The ten zombies that had remained surrounded them, grabbing them with cold, damp hands.

"Tooo theee plaaank," one of them moaned, its breath a fetid exhalation of rot.

"Get your clammy paws off of me!" Beckla snapped. "I'll walk on my own!" She jerked her arm away from the zombie that held her,, then gagged. The zombie's hand had broken off and continued to clutch her arm. With a cry of disgust, she shook off the putrid hand. It fell to the deck and scuttled away like a drunken spider.

The zombies shoved them forward, leading them toward the port side of the ship. They stopped before a rickety wooden plank that protruded from the deck over the rushing waters of the Sargauth. Artek saw that the river was indeed giving way to rapids. The swift waters broke and frothed upon sharp spurs of stone. Once again the schooner jerked and shuddered, its timbers groaning alarmingly.

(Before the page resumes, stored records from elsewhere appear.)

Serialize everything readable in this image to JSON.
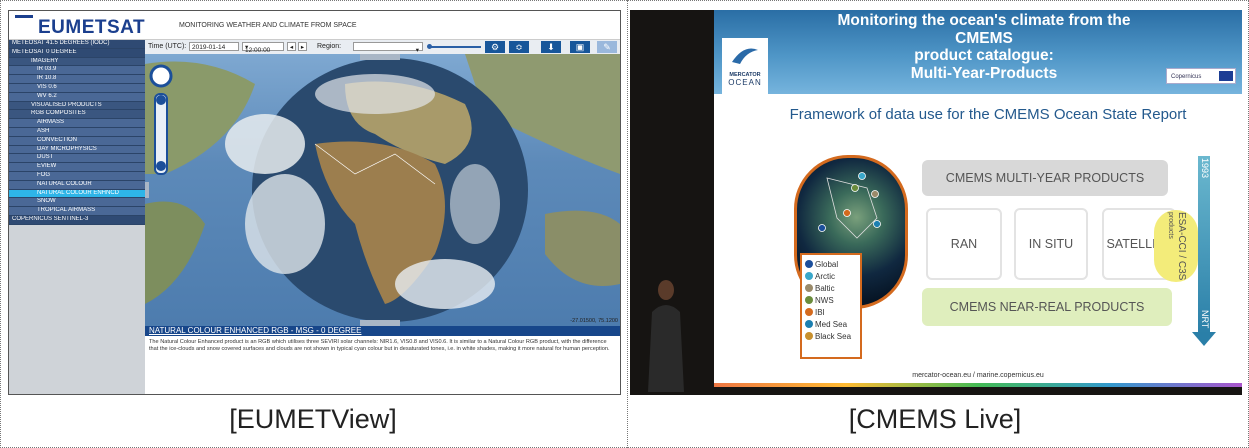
{
  "captions": {
    "left": "[EUMETView]",
    "right": "[CMEMS  Live]"
  },
  "eumetview": {
    "logo": "EUMETSAT",
    "tagline": "MONITORING WEATHER AND CLIMATE FROM SPACE",
    "time_label": "Time (UTC):",
    "date_value": "2019-01-14",
    "time_value": "12:00:00",
    "region_label": "Region:",
    "region_value": "",
    "toolbar_icons": [
      "gear-icon",
      "layers-icon",
      "download-icon",
      "save-icon",
      "edit-icon"
    ],
    "sidebar": [
      {
        "label": "METEOSAT 41.5 DEGREES (IODC)",
        "level": 0
      },
      {
        "label": "METEOSAT 0 DEGREE",
        "level": 0
      },
      {
        "label": "IMAGERY",
        "level": 1
      },
      {
        "label": "IR 03.9",
        "level": 2
      },
      {
        "label": "IR 10.8",
        "level": 2
      },
      {
        "label": "VIS 0.6",
        "level": 2
      },
      {
        "label": "WV 6.2",
        "level": 2
      },
      {
        "label": "VISUALISED PRODUCTS",
        "level": 1
      },
      {
        "label": "RGB COMPOSITES",
        "level": 1
      },
      {
        "label": "AIRMASS",
        "level": 2
      },
      {
        "label": "ASH",
        "level": 2
      },
      {
        "label": "CONVECTION",
        "level": 2
      },
      {
        "label": "DAY MICROPHYSICS",
        "level": 2
      },
      {
        "label": "DUST",
        "level": 2
      },
      {
        "label": "EVIEW",
        "level": 2
      },
      {
        "label": "FOG",
        "level": 2
      },
      {
        "label": "NATURAL COLOUR",
        "level": 2
      },
      {
        "label": "NATURAL COLOUR ENHNCD",
        "level": 2,
        "selected": true
      },
      {
        "label": "SNOW",
        "level": 2
      },
      {
        "label": "TROPICAL AIRMASS",
        "level": 2
      },
      {
        "label": "COPERNICUS SENTINEL-3",
        "level": 0
      }
    ],
    "coords": "-27.01500, 75.1200",
    "info_title": "NATURAL COLOUR ENHANCED RGB - MSG - 0 DEGREE",
    "info_text": "The Natural Colour Enhanced product is an RGB which utilises three SEVIRI solar channels: NIR1.6, VIS0.8 and VIS0.6. It is similar to a Natural Colour RGB product, with the difference that the ice-clouds and snow covered surfaces and clouds are not shown in typical cyan colour but in desaturated tones, i.e. in white shades, making it more natural for human perception."
  },
  "cmems": {
    "title_line1": "Monitoring the ocean's climate from the CMEMS",
    "title_line2": "product catalogue:",
    "title_line3": "Multi-Year-Products",
    "mercator_line1": "MERCATOR",
    "mercator_line2": "OCEAN",
    "copernicus": "Copernicus",
    "subtitle": "Framework of data use for the CMEMS Ocean State Report",
    "multi_year": "CMEMS MULTI-YEAR PRODUCTS",
    "ran": "RAN",
    "in_situ": "IN SITU",
    "satellite": "SATELLITE",
    "esa_cci": "ESA-CCI / C3S",
    "esa_products": "products",
    "near_real": "CMEMS NEAR-REAL PRODUCTS",
    "arrow_top": "1993",
    "arrow_bottom": "NRT",
    "legend": [
      {
        "n": "1",
        "label": "Global",
        "color": "#1c4f9c"
      },
      {
        "n": "2",
        "label": "Arctic",
        "color": "#3aa7c9"
      },
      {
        "n": "3",
        "label": "Baltic",
        "color": "#9a8a6a"
      },
      {
        "n": "4",
        "label": "NWS",
        "color": "#6a8c3c"
      },
      {
        "n": "5",
        "label": "IBI",
        "color": "#d46a1e"
      },
      {
        "n": "6",
        "label": "Med Sea",
        "color": "#1c7fb0"
      },
      {
        "n": "7",
        "label": "Black Sea",
        "color": "#c8902e"
      }
    ],
    "footer": "mercator-ocean.eu / marine.copernicus.eu"
  }
}
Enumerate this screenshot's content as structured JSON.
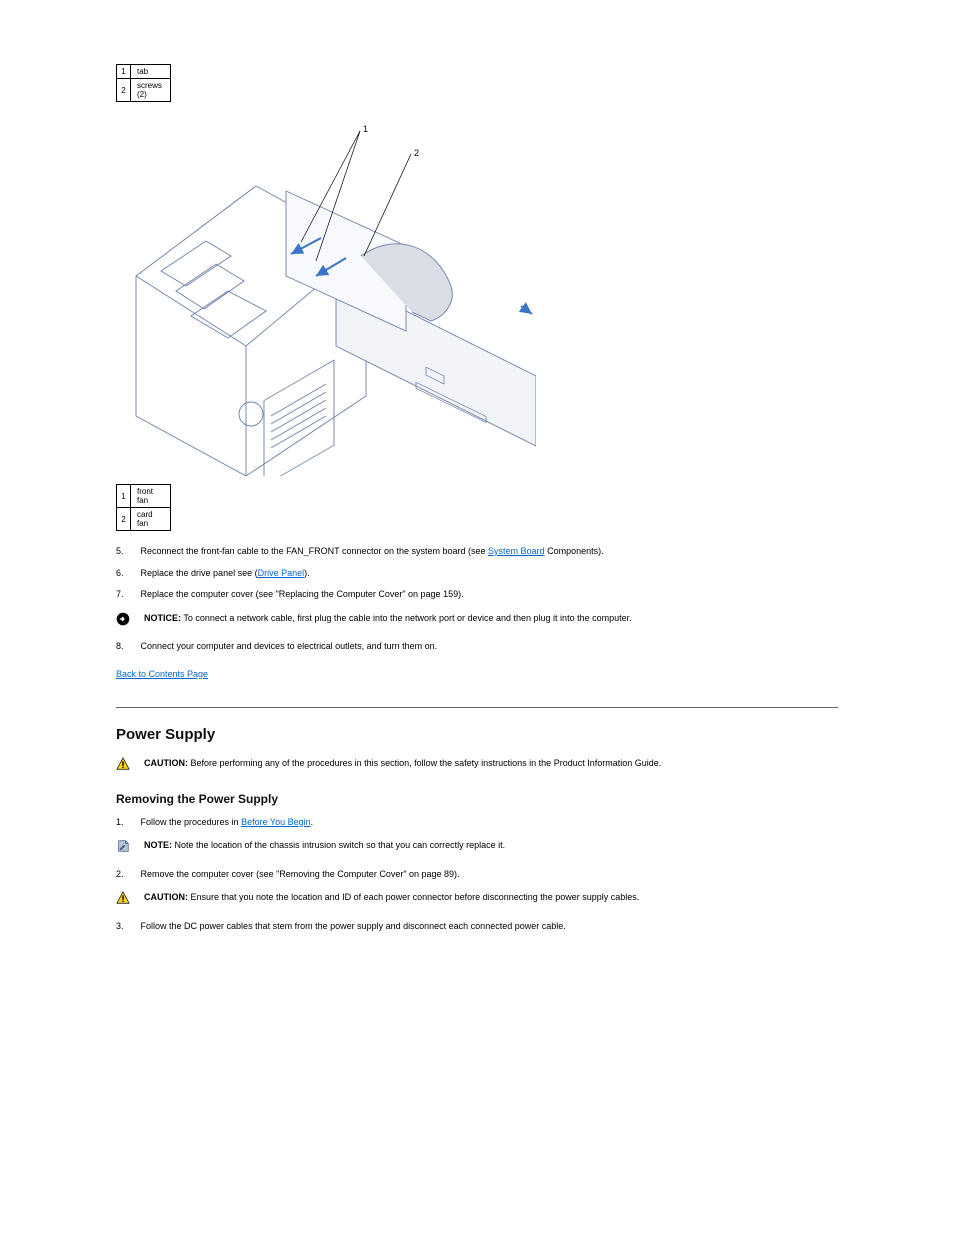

They stood in a tight knot before the plank. Behind them the zombie pirates drew corroded cutlasses, barring any avenue of escape.

"Maybe we'll be better off in the river than aboard the ship," Corin murmured hopefully.

Beckla eyed the violent waters below, then shook her head. "We'd never survive the river. If we didn't freeze to death first, we'd be dashed against the rocks."

"Excuse me," Guss whispered. "I have a plan. I know it's terribly rude of me, but would you mind if I went first to the plank? These fellows don't seem very bright, what with their rotten brains and all. I don't think they've noticed my wings."